Sonia tersenyum. Senyum yang samar, namun menyimpan makna dalam. “Oh, begitu, ya,” katanya pelan. Ia menatap Sagara, lalu Shanum, lalu kembali ke bayi-bayi mereka yang tak tahu apa-apa.
Sagara menatap Shanum lekat-lekat. Ia bisa melihat segala hal yang tak diucapkan di sana ada rasa sakit, penyesalan, dan cinta yang tetap berusaha hidup walau hampir mati.
Di dalam hati kecilnya, Sagara tahu mencintai dua wanita bukanlah kebanggaan. Itu ujian, dan dia sedang berada di tengahnya.
Sonia memperhatikan semuanya, lalu menatap Sagara dengan sorot mata yang lembut tapi menuntut. “Mas, sini.”
“A, iya, Sayang,” ucap Sagara mendekat. Ia mencium kening Sonia dengan lembut. “Papa sudah cium Mama.”
“Baru melihat kemesraan seperti saja aku sudah merasa cemburu. Aku jadinya lupa diri siapa aku sebenarnya,” batin Shanum.
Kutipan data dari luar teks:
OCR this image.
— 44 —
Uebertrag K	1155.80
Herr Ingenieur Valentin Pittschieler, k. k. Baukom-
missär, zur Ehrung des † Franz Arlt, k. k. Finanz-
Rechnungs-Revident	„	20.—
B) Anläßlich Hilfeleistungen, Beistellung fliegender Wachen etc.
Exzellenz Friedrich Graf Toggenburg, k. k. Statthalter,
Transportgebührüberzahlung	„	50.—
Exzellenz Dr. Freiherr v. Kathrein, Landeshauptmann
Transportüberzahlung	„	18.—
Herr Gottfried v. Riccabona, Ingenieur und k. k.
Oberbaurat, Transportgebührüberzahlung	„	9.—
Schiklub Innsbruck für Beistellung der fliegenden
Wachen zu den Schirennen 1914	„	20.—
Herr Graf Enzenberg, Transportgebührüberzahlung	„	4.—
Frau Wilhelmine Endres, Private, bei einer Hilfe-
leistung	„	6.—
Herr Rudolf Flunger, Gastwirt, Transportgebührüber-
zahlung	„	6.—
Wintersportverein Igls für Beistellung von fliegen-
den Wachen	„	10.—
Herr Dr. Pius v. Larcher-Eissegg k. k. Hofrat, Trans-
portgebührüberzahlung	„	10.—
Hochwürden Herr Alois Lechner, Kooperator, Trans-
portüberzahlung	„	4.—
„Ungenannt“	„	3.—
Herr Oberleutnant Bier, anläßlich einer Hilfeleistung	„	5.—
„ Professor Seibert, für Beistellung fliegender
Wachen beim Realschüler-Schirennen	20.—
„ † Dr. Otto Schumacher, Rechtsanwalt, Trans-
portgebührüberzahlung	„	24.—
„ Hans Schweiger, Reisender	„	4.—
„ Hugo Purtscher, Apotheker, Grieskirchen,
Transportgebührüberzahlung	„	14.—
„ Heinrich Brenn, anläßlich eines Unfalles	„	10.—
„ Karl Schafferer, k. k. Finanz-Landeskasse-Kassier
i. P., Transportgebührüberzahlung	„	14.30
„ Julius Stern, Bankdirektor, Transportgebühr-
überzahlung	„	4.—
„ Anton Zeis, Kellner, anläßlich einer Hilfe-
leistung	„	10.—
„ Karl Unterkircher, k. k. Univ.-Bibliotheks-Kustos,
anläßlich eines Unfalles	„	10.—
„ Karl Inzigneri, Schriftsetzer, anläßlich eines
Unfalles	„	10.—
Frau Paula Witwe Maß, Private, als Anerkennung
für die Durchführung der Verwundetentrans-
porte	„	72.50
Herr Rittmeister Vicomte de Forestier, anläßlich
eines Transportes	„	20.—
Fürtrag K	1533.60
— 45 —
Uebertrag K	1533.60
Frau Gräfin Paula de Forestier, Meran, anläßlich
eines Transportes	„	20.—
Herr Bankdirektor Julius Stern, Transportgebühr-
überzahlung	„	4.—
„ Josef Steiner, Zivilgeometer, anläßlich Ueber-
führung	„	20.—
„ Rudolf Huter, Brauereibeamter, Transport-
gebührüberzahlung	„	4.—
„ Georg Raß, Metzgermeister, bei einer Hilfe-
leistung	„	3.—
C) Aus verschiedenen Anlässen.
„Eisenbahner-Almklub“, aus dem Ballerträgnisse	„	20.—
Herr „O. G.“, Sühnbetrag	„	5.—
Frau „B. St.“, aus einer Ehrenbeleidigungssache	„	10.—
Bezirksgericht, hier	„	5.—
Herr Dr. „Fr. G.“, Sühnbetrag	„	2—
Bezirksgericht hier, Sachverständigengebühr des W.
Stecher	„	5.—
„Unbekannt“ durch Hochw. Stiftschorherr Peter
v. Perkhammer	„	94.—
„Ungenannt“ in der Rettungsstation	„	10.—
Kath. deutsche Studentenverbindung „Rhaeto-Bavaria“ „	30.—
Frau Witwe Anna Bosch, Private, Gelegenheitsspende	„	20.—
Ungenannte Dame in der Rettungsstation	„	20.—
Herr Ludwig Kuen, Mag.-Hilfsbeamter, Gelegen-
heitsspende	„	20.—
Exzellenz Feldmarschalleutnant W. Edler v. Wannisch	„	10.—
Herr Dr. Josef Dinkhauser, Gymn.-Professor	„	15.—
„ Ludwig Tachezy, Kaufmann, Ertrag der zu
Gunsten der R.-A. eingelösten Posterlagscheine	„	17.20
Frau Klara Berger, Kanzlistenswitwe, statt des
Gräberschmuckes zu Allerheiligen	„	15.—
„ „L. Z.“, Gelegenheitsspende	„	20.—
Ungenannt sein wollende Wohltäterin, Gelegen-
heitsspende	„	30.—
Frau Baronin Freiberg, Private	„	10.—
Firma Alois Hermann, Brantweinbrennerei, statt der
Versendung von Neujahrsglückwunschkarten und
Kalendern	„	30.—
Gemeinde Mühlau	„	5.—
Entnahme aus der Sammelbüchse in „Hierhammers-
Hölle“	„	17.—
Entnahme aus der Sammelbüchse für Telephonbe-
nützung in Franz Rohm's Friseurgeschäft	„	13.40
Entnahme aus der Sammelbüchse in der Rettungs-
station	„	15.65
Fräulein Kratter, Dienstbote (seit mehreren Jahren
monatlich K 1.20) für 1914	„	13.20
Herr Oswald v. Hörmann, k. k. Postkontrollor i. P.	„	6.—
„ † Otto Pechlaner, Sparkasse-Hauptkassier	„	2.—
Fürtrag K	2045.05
"Papa, tium Mama." Abyasa menunjuk Shanum dan itu membuatnya terkejut setengah mati.
Sagara menoleh ke arah Shanum. Begitu juga dengan Sonia. Keduanya tak sadar bahwa dua pasang mata kecil sedang memperhatikan dengan polos.
Suasana kamar terasa berubah tegang. Apalagi Ekspresi Sagara dan Shanum yang terlihat sedang menyembunyikan sesuatu.
“Sebaiknya kalian segara mandi, nanti keburu sore,” ucap Shanum sambil mengambil alih Abyasa dari gendongan Sagara.